4,384 New Positive Cases and 10 New Deaths Due to COVID-19 in Los Angeles County

LOS ANGELES, CA, May 18 – Positive cases and test positivity at Los Angeles County schools continue to increase, highlighting the importance of layering in all safety measures as many schools prepare to host end-of-year events and gatherings such as graduations.

The number of cases among students and staff increased nearly four-fold in one month, likely reflecting higher rates of community transmission and the large number of gatherings associated with end-of-year events including proms, school performances, and sport leagues. For the week ending May 8, there were a total of 5,620 positive cases at schools across the county, of which 4,465 were among students and 1,155 among staff. A month prior, for the week ending April 10, there were 1,422 positive cases, of which 1,167 were among students and 255 among staff.

Test positivity also increased this past month at schools from 0.19% for the week ending April 8 to 0.61% for the week ending May 13.

School-associated outbreaks have remained relatively stable this past month with small fluctuations week to week. For the week ending May 14, nine new outbreaks were reported (seven in elementary schools and two in middle schools).

In the past month, larger outbreaks, ranging from 25-60 infected students and staff, have been associated with proms, school performances and events, and field trips.

With higher transmission rates in the community, there is the potential for continued increases in student and staff cases. Minimizing transmission at schools and school events remains a high priority with the Public Health School Support Team offering school partners information, resources, help with outbreak management, and technical assistance to layer in strategies that enhance safety.

Public Health emphasizes that with more spread of highly infectious new variants, all students, staff, and visitors wear well-fitting masks or respirators when indoors. Masking indoors is required for any asymptomatic staff and students who have been exposed to someone with COVID-19. This simple step can make a substantial difference, since wearing a face mask or respirator in indoor public settings has been associated with significantly lower odds of testing positive for COVID-19 and masking requirements in schools have been associated with lower risks of outbreaks.

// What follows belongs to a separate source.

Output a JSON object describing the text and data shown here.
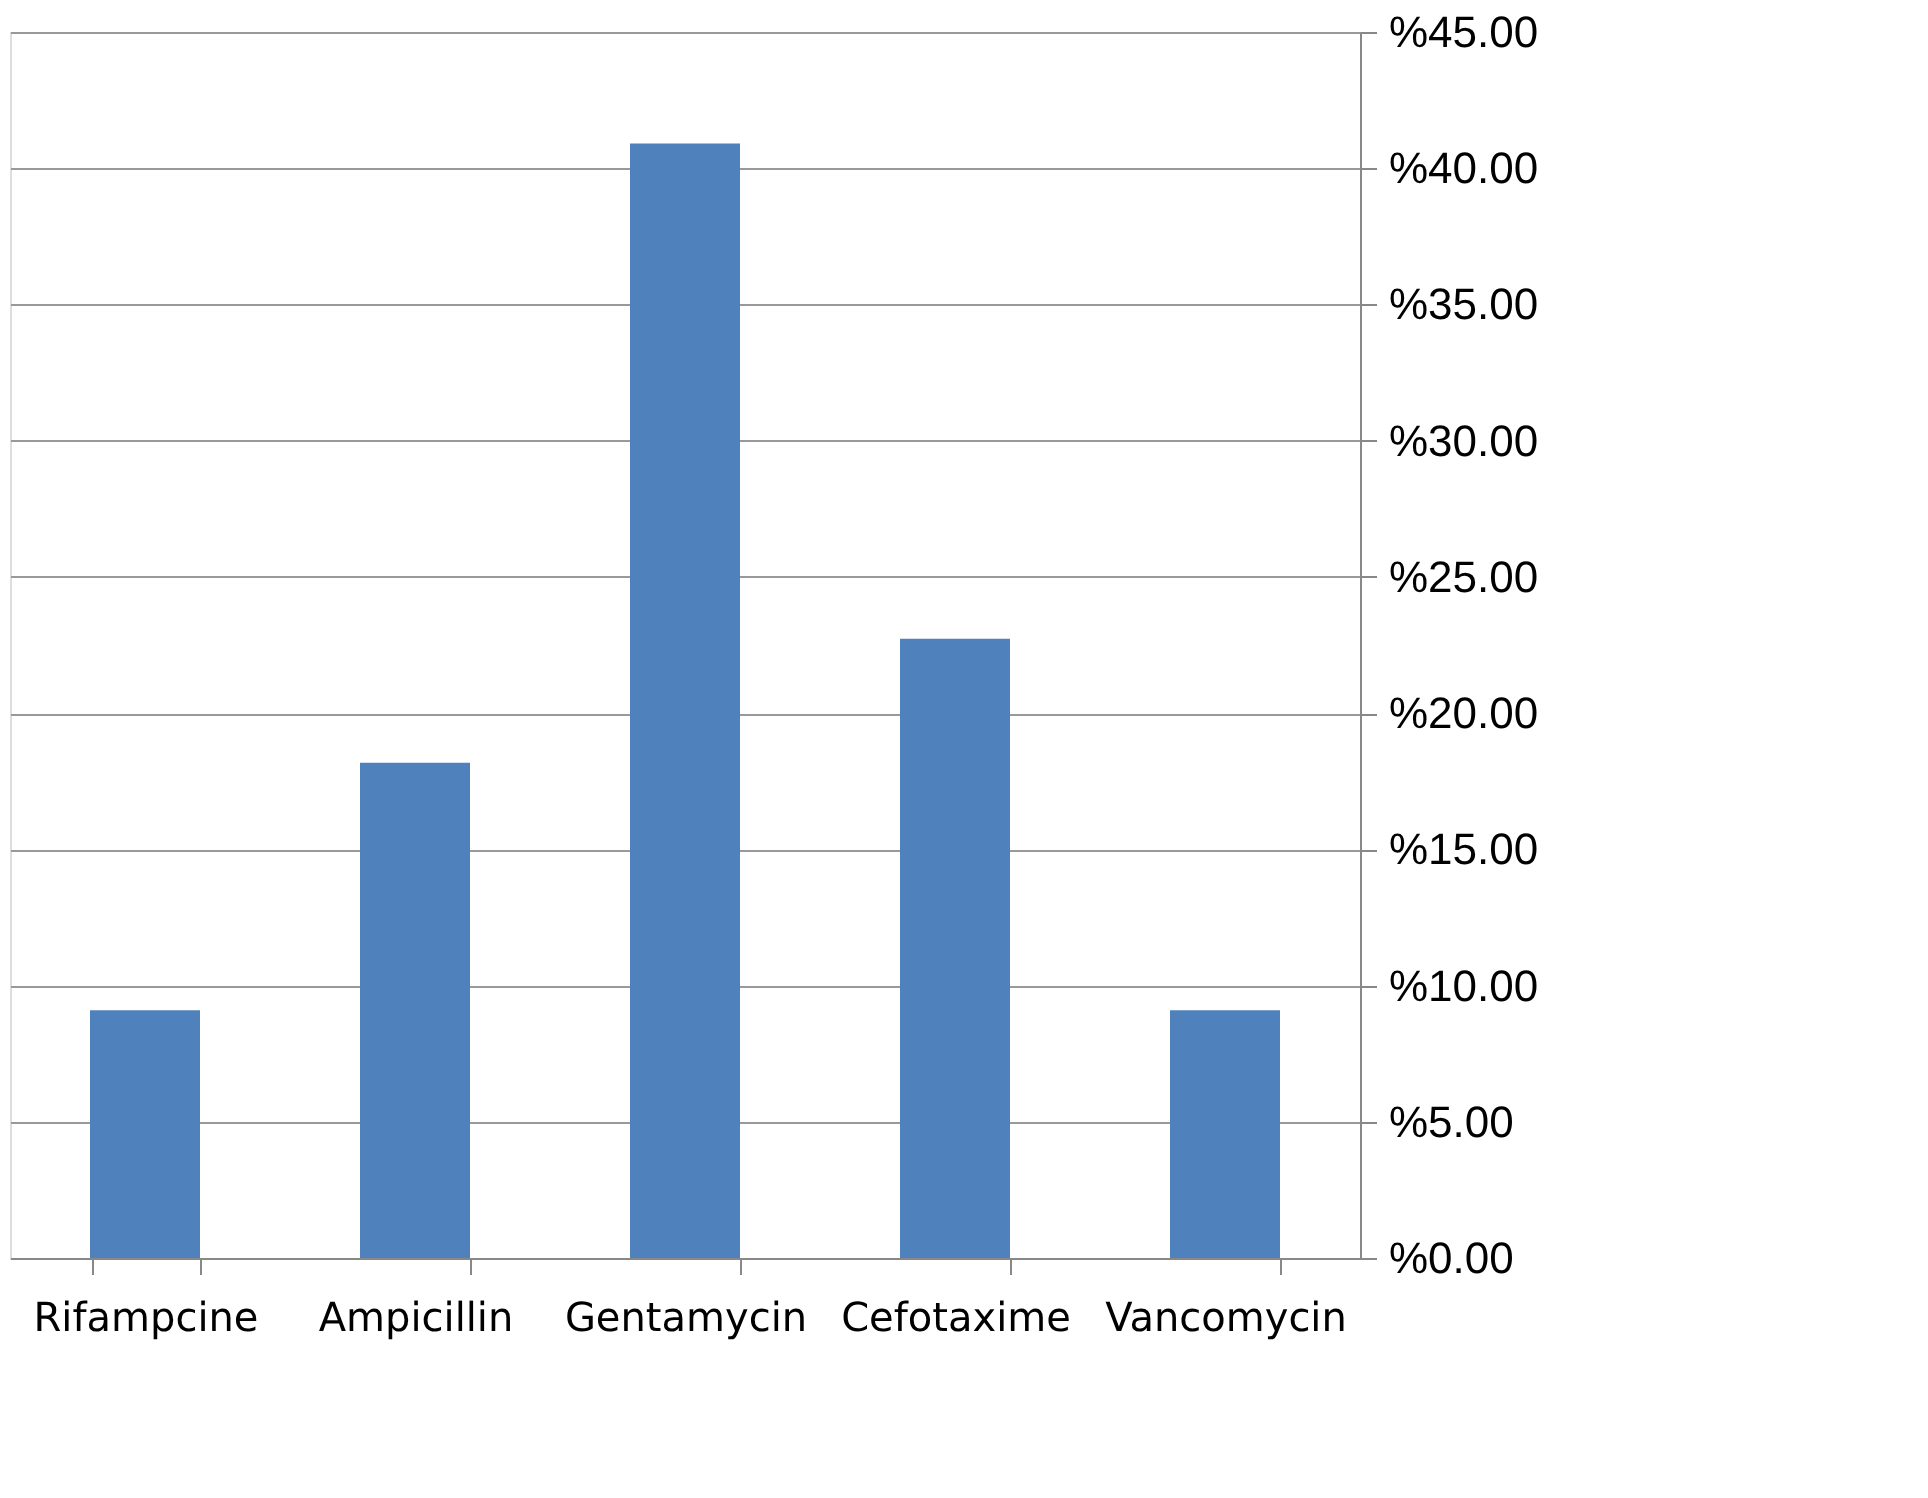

Schools are encouraged to conduct response COVID-19 testing to protect students and staff. Response testing includes ensuring access to testing for students and staff who have been exposed to a person with COVID-19 and/or who have COVID-19 symptoms. If resources are available, schools can also offer weekly testing for those who are not fully vaccinated, since these individuals are at elevated risk of becoming severely ill should they become infected and would benefit from an early diagnosis.

Parents and students are expected to follow the isolation and quarantine Health Officer Orders. Students who are required to isolate shouldn’t return to school until they’ve been released from isolation. If they meet the criteria to leave isolation early, they should wear a highly protective mask around others, except when eating or drinking, for 10 days after their symptoms started or the date of their first positive test if they’re asymptomatic.

Exposed asymptomatic students can remain in school, provided they wear a mask indoors when they are around others, for 10 days after their last exposure, and are tested three to five days after exposure, to make sure they aren’t infected.

As a reminder, vaccines continue to provide the best protection against illness and hospitalizations and are the safest way to keep children in school and other activities. This week there are 242 school vaccine clinics scheduled, and these sites offer pediatric doses for ages 5-11, as well as vaccines and boosters for eligible individuals 12 years of age and older.

“I send my deepest sympathies and wishes of peace and comfort to the many families who have lost a loved one from COVID-19,” said Barbara Ferrer, PhD, MPH, MEd, Director of Public Health. “As we acknowledge the devastation of losing over 1 million people to COVID-19 in the United States, we are obligated to move forward with a renewed commitment to minimizing the most terrible outcomes associated with this virus. To do that, we need additional resources that guarantee access to highly effective vaccines, therapeutics, and testing for everyone, with a focus on those living and working in under-resourced communities. Strategies should be in place that prevent supply chain disruptions from exacerbating risk among essential workers. And sensible safety precautions are needed at schools, so that in-person learning is possible for all, including vulnerable staff and students. Importantly, each of us needs to do our best to protect each other and those in danger of experiencing severe illness or death from the virus. Thankfully, with the many tools at our disposal, we can enjoy gathering with friends and family and participating in the activities we love while reducing unnecessary risk by masking indoors, testing when exposed, ill or gathering, and staying up to date on vaccinations.”

Today, Public Health reported 10 additional deaths and 4,384 new positive cases today. Of the 10 new deaths reported today, six were between the ages of 50-64 and four were aged 80 years or older. Of the 10 newly reported deaths, all had underlying health conditions. To date, the total number of deaths in L.A. County is 32,055.

Public Health has reported a total of 2,922,210 positive cases of COVID-19 across all areas of L.A. County. Today’s positivity rate is 3.2%.

There are 363 people with COVID-19 currently hospitalized. Testing results are available for more than 11,945,365 individuals, with 22% of people testing positive.